Une nouvelle cloche à vêtements installée à l’écocentre de La Mitis

Maxime Morin | 14 janvier 2026 | 07:31
Crédit Photo: Karolyne Beauchamp

Cette initiative s’inscrit dans un projet pilote visant à améliorer la récupération et la valorisation des textiles sur le territoire.

La Régie intermunicipale de traitement des matières résiduelles (RITMR) des MRC de La Matapédia et de La Mitis a annoncé la mise en place d’une nouvelle cloche à vêtements à l’écocentre de La Mitis, situé au 428, avenue Roger-Marcoux, à Mont-Joli.

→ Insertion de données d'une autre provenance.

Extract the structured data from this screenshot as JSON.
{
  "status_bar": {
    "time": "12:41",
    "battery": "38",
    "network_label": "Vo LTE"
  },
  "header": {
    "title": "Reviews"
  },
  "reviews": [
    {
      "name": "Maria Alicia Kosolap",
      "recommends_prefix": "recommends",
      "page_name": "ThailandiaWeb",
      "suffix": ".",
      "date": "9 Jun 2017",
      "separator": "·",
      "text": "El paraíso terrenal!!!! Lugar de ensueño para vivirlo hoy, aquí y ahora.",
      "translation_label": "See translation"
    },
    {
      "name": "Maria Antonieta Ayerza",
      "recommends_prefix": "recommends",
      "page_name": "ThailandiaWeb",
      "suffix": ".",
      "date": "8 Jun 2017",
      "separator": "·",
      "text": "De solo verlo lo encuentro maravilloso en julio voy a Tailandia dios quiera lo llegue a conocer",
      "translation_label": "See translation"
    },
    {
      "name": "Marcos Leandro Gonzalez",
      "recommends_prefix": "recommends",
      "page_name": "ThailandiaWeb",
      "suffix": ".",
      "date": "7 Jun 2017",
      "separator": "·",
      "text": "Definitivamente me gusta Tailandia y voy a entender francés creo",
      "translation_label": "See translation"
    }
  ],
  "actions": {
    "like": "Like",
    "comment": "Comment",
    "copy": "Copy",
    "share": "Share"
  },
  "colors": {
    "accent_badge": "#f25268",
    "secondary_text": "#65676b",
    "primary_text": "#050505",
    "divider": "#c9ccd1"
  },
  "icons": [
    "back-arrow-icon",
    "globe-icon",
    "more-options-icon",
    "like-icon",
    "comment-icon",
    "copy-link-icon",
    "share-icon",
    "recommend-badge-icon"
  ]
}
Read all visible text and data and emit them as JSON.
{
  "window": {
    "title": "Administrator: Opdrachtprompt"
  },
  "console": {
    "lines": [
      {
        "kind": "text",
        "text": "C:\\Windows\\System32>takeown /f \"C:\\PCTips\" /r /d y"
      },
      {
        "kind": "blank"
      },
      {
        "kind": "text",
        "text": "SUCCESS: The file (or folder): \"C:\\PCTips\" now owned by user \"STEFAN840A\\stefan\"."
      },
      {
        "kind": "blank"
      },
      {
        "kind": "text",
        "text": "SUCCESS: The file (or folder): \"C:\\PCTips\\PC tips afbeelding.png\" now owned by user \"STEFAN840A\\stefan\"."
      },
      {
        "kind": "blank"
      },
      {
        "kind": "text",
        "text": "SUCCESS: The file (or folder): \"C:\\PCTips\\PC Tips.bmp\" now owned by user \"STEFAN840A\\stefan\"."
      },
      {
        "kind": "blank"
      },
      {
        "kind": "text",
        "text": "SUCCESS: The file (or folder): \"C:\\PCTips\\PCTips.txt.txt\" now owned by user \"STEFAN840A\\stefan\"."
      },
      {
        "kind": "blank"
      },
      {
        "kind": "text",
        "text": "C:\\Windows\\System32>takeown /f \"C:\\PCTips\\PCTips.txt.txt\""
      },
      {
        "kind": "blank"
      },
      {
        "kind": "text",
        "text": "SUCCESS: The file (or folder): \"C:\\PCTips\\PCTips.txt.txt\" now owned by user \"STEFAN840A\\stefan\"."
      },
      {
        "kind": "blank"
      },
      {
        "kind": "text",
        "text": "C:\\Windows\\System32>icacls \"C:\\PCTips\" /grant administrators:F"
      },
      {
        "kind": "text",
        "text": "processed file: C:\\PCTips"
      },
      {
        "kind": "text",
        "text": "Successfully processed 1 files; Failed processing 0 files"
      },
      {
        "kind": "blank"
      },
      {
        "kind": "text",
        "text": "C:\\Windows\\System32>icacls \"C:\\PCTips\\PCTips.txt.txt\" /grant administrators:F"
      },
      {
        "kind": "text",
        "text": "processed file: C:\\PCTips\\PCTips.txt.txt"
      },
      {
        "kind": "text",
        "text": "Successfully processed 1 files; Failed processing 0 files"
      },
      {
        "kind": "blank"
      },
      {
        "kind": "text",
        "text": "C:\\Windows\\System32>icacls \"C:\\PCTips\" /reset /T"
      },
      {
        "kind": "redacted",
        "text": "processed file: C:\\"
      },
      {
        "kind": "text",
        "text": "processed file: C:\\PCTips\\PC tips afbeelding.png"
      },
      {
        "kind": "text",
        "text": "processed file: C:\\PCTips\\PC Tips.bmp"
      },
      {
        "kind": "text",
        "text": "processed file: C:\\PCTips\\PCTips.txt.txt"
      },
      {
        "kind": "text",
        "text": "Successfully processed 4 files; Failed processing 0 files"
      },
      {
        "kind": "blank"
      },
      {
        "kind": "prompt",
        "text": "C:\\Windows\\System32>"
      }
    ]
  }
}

Cette initiative s’inscrit dans un projet pilote visant à améliorer la récupération et la valorisation des textiles sur le territoire.

Cette décision fait suite à une caractérisation des déchets réalisée à l’été 2024 dans les deux MRC. Le rapport révèle que, sur les 4 050 tonnes de déchets générées annuellement, environ 8 % sont constitués de textiles, soit près de 325 tonnes par année. Une étude complémentaire a également démontré que les friperies locales ne récupèrent qu’environ 11 % des textiles produits par la population.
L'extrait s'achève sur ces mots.